The relationship between the chief information security officer (CISO) and vendors is a central engine of the cybersecurity ecosystem. It helps startups striving to meet the ever-evolving needs of CISOs, who are simultaneously seeking the elusive but paramount buy-in from business users and executives.
The CISO role has evolved dramatically in the past few years in response to changes driven by market fluctuations, COVID-19 ramifications, boards’ increased cybersecurity awareness, and technology’s evolution. As CISOs adjust to their fluid environment, it has become increasingly important to evaluate how these changes impact the relationship between CISOs and their vendors.
I discussed these and other trends with a formidable group of CISOs and security entrepreneurs: Mandy Andress, CISO, Elastic; Sounil Yu, (at the time) CISO and Head of Research, JupiterOne; Frank Kim, CISO-in-Residence, YL Ventures; Yoni Shohet, CEO and co-founder of Valence Security; and Meny Har, CEO and co-founder of Opus Security.
Change Is a Constant
Keeping up with emerging threats and their potential solutions is vital, and Mandy insists CISOs should hone their curiosity, focus on learning, and be ready to pivot at a moment’s notice. “I think it’s important to embrace the reality that things are going to continue to change in our industry,” she says. “Something that you worked really hard on and implemented could be completely useless the next day. It’s ever-changing configurations, issues, systems, so you have to make sure that you’re adaptable and open to change.”

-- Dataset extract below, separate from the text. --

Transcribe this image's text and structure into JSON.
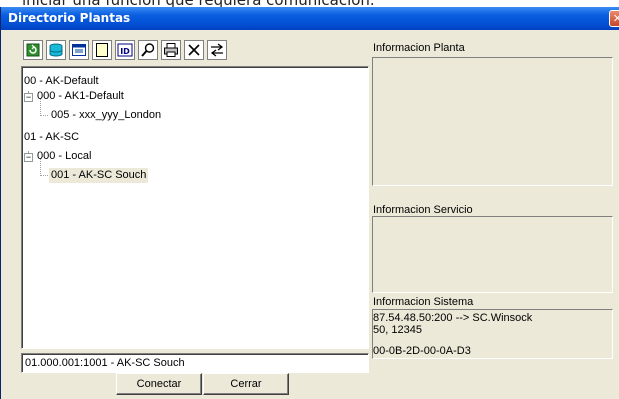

Communication Is a Key Skill
New threats aren’t the only changes that CISOs must contend with. With organizational silos and barriers breaking down over the past few years, security has become a more collaborative effort requiring constant communication. This can be hard enough to do within the security team. But in today’s enterprise landscape, business needs must be addressed, executives expect to be briefed, and developers are integral in the process.
CISOs must be able to coherently communicate, and startups should help them do so. “Storytelling is a key skill for security personnel,” Frank says. “We need to think about how we tell the story of what we’re doing, how it’s aligned with and supporting the business… startups can help security leaders by translating tech into a picture that makes sense.”
Sounil expands on how these interactions can become more beneficial. “The language we use is important,” he says. “Startups should focus on that and address their solution to the exact problem CISOs want to solve. A tool like the Cyber Defense Matrix is a useful mechanism for engaging with vendors, creating a common baseline and fostering communication.”
Startups Play a Bigger Role
Startup founders see this evolution and must react accordingly. “The relationship has changed over the past 5–10 years,” Meny says. “There’s a lot more openness to innovation and the startup mentality. There are new, emerging threats and sectors that early-stage startups have specialized expertise in, which can bring value to CISOs. CISOs have their specific issues that larger vendors may not try as hard to resolve. Smaller startups are better poised to address emerging security threats and can provide solutions that are probably more cost-effective, which is crucial in the current market environment.”
Yoni adds, “With an ever-changing threat landscape, CISOs rightfully demand to be up to date about what they need to protect against now and in the future, and startups are at the forefront of this environment.” Frank also notes the human factor as a pivotal element in the relationship between startups and CISOs. “As a CISO, I can pick up the phone and buy whatever product I want, but the keyword in my eyes is collaboration. Certainly, the cost is important, and threat defense is important, but a strong partnership between the vendor and the security team and CISO is a critical factor in the success or failure of deployment.”
Cost Isn’t the Only Priority, but It’s a Big One
As budget pressures across the market have evolved from rumors to realities, startup founders are refining their focus to accommodate the new CISO mindset and priorities. “From a startup’s perspective, you just need to make it easy. Take that extra time and effort to figure out what the user needs and how you can provide it,” says Mandy. Frank adds, “It’s not only about the cost. CISOs assess the team’s ability to execute with the product and want to ensure that there’s stakeholder support and business value, so startups must keep these considerations in mind as well.”
Both Yoni and Meny mention return on investment (ROI) as a critical selling point for vendors and a strong priority for CISOs. “The CISO has to be able to easily measure the product’s ROI and communicate it internally to justify the investment,” Yoni says. “At Valence, we knew we had to focus on a broad enough landscape in order to achieve that, so we expanded beyond SaaS security to a more holistic cybersecurity platform, helping CISOs justify their choice by buying one platform with good coverage instead of five.” Meny sums it up nicely: “If you can’t deliver actionable value immediately, you won’t be able to sell.”
The CISO evolution isn’t over. With threats compounding and as CISOs find themselves in the center of global events with political, legal, and technological repercussions such as the SEC’s SolarWinds investigation, organizations will be forced to re-examine their approach to security in general. “CISOs aren’t yet considered C-level executives,” says Frank. “We don’t like to be the ones business leaders search for when there’s a problem — we want to be at the table when the problem arises. That’s still the transition that a lot of organizations are making, not just security leaders, but organizations trying to understand how to best position the CISO for success.”